Inevitably, given its setting on the outer margins of the sex industry, there is more than a modicum of crudeness in How My Light Is Spent. This is outweighed, however, by sensitivity and insight.
This is the tale of Jimmy who, having been made redundant twice in quick succession, finds himself, in his mid-thirties, back living with his mother, having lost contact with his former partner and their daughter. Taking advantage of his mother’s regular church-based absences to use her 'phone to call sex-chat-lines, he strikes up a rapport with the sympathetic Kitty.
When he starts reporting, however, that, starting with his hands, he is slowly becoming invisible, she finds it hard to cope, despite her ambition to become a psychologist.
The action takes place on simple set, designed by Fly Davis, which calls to mind a suspension bridge. Rhodri Meilir (perhaps best known to non-Welsh audiences for his role in BBC sitcom My Family) is Jimmy, with Alexandria Riley (who was deservedly nominated for a Wales Theatre Award for her turn in The Mountaintop last year) as the equally lost Kitty.
The story-telling switches constantly between first- and third-person as the relationship between Jimmy and Kitty develops.
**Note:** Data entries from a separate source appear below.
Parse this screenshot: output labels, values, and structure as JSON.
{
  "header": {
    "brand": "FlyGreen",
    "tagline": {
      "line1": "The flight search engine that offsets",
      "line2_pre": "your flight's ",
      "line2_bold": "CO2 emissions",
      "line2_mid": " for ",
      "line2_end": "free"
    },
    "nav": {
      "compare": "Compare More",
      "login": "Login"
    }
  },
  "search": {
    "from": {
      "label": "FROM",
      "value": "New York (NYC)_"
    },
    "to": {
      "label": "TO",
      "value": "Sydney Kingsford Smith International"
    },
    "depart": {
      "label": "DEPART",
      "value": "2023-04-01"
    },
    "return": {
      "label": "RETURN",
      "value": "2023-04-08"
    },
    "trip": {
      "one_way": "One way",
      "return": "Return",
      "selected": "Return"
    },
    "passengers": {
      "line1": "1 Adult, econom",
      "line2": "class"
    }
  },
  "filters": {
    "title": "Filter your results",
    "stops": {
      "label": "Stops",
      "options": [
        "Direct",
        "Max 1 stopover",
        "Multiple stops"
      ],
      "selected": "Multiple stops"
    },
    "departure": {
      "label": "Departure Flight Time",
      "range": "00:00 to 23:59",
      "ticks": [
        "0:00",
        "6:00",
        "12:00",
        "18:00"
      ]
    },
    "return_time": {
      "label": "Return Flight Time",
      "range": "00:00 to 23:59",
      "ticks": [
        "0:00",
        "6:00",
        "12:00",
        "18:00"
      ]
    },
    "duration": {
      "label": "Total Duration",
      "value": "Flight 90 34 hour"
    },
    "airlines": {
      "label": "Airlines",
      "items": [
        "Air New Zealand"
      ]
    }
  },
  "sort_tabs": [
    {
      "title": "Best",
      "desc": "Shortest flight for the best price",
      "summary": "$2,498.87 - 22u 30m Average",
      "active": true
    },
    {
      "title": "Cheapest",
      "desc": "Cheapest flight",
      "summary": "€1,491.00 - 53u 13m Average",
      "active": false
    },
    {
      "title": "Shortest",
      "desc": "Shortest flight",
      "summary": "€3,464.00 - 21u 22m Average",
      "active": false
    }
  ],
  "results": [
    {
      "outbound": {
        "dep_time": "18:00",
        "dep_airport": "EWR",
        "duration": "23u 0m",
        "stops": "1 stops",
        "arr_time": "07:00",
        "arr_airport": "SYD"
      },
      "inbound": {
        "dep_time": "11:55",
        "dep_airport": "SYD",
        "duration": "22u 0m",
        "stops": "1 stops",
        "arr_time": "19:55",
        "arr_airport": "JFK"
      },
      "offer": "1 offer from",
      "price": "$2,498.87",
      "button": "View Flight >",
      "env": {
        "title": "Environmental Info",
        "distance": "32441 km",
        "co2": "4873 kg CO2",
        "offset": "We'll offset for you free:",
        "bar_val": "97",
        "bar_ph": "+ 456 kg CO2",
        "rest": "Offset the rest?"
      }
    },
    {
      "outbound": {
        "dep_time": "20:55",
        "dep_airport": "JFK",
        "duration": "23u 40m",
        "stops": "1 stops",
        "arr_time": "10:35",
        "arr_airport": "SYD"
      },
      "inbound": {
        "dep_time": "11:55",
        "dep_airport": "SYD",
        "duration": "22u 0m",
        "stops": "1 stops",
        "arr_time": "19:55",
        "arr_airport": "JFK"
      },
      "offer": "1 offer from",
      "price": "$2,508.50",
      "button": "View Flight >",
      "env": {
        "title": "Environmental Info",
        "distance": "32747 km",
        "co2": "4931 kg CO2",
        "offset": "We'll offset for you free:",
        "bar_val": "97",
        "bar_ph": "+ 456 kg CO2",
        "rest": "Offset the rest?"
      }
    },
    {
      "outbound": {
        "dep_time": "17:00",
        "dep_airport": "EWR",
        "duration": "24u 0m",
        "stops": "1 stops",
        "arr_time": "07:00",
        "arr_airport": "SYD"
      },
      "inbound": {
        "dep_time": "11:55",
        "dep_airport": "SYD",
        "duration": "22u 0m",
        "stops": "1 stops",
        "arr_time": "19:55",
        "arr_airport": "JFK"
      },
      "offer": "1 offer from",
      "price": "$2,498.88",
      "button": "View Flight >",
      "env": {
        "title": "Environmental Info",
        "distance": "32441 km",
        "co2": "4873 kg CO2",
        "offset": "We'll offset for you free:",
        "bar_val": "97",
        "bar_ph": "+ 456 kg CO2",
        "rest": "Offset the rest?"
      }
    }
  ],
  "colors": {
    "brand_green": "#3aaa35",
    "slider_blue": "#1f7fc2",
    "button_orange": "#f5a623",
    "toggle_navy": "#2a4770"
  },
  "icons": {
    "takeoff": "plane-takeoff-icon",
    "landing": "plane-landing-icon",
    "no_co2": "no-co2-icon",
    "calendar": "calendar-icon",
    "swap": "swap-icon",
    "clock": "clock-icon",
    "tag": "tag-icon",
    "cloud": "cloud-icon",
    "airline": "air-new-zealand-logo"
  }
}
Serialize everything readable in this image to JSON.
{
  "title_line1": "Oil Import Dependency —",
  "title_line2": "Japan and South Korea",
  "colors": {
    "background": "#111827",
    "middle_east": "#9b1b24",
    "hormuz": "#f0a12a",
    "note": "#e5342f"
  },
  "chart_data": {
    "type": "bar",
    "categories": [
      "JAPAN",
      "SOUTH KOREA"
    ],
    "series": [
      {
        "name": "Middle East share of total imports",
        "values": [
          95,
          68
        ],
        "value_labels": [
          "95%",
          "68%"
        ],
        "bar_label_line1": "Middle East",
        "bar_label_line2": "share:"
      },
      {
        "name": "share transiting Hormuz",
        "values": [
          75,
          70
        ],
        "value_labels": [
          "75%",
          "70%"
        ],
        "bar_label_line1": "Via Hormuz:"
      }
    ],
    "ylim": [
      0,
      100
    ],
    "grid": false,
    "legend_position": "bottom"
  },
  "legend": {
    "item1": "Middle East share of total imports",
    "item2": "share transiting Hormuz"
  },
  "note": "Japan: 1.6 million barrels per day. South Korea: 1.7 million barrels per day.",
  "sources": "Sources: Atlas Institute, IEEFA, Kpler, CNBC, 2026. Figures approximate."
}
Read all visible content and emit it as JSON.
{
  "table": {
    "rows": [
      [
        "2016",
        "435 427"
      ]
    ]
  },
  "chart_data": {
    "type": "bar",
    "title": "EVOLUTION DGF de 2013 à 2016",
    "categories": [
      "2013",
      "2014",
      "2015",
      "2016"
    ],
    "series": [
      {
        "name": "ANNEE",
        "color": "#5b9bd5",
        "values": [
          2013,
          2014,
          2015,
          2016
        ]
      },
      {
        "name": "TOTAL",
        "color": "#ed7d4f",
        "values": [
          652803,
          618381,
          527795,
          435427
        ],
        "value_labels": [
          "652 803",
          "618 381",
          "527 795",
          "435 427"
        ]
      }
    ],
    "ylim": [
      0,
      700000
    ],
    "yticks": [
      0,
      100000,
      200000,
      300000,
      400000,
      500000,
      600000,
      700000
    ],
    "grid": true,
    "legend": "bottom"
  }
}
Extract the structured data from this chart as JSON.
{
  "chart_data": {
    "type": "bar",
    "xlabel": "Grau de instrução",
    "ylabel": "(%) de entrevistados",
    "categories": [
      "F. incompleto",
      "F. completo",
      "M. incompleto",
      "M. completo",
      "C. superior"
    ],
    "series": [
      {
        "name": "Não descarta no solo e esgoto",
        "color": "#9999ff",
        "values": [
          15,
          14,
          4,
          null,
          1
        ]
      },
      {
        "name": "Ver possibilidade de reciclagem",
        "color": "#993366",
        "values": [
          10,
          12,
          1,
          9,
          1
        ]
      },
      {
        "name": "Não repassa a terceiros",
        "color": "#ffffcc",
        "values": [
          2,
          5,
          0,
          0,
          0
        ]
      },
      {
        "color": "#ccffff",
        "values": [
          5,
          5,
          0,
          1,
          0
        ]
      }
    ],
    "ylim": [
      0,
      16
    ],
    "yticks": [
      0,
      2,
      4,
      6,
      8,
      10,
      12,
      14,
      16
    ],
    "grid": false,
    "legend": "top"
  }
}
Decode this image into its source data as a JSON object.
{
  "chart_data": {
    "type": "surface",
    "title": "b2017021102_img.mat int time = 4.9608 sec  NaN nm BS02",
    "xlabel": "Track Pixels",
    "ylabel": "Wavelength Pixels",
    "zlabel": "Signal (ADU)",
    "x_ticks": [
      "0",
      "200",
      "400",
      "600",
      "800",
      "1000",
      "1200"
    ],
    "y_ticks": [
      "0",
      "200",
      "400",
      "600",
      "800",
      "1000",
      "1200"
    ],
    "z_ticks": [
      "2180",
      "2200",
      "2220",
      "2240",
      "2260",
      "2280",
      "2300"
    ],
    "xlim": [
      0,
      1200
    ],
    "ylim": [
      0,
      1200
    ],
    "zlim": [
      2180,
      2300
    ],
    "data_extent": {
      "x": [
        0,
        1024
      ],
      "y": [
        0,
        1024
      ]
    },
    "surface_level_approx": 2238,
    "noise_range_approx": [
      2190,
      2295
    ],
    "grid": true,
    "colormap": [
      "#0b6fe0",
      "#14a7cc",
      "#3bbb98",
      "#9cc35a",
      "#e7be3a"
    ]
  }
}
Harris throws us a curveball, the pair meeting in person fairly early on in the narrative, allowing the tale to spin off in unexpected directions, with both actors taking on additional roles.
There is, for example, Mallory, Jimmy’s daughter, who, despite being seventeen years old, spends much of her time alone in a playground, desperate for her 'phone to ring, waiting for the lights to go off in her mother’s flat. And Stevo, Kitty’s landlord, the diminutive, well-spoken misfit who turns a blind eye to her telephonic shenanigans, and still cherishes his departed wife’s collection of porcelain dolls.
Thus, loneliness and the need for connection is the central theme, with the “light” of the title being a metaphor used by Jimmy’s mother, Rita, to explain the fleeting nature of love.
The performances are beautifully judged—Meilir and Riley are touchingly relatable in all their personas—and Liz Stevenson’s direction (assisted by Polly Bennett’s choreography) is fluent and energetic, ensuring that we remain involved throughout. Giles Thomas’s witty soundtrack and Joshua Pharo’s sensitive lighting cleverly highlight the numerous emotional shifts.
There is awkward humour aplenty in How My Light Is Spent, as well as warmth and weirdness, and the tone is ultimately optimistic. A consistently entertaining and heartening seventy minutes.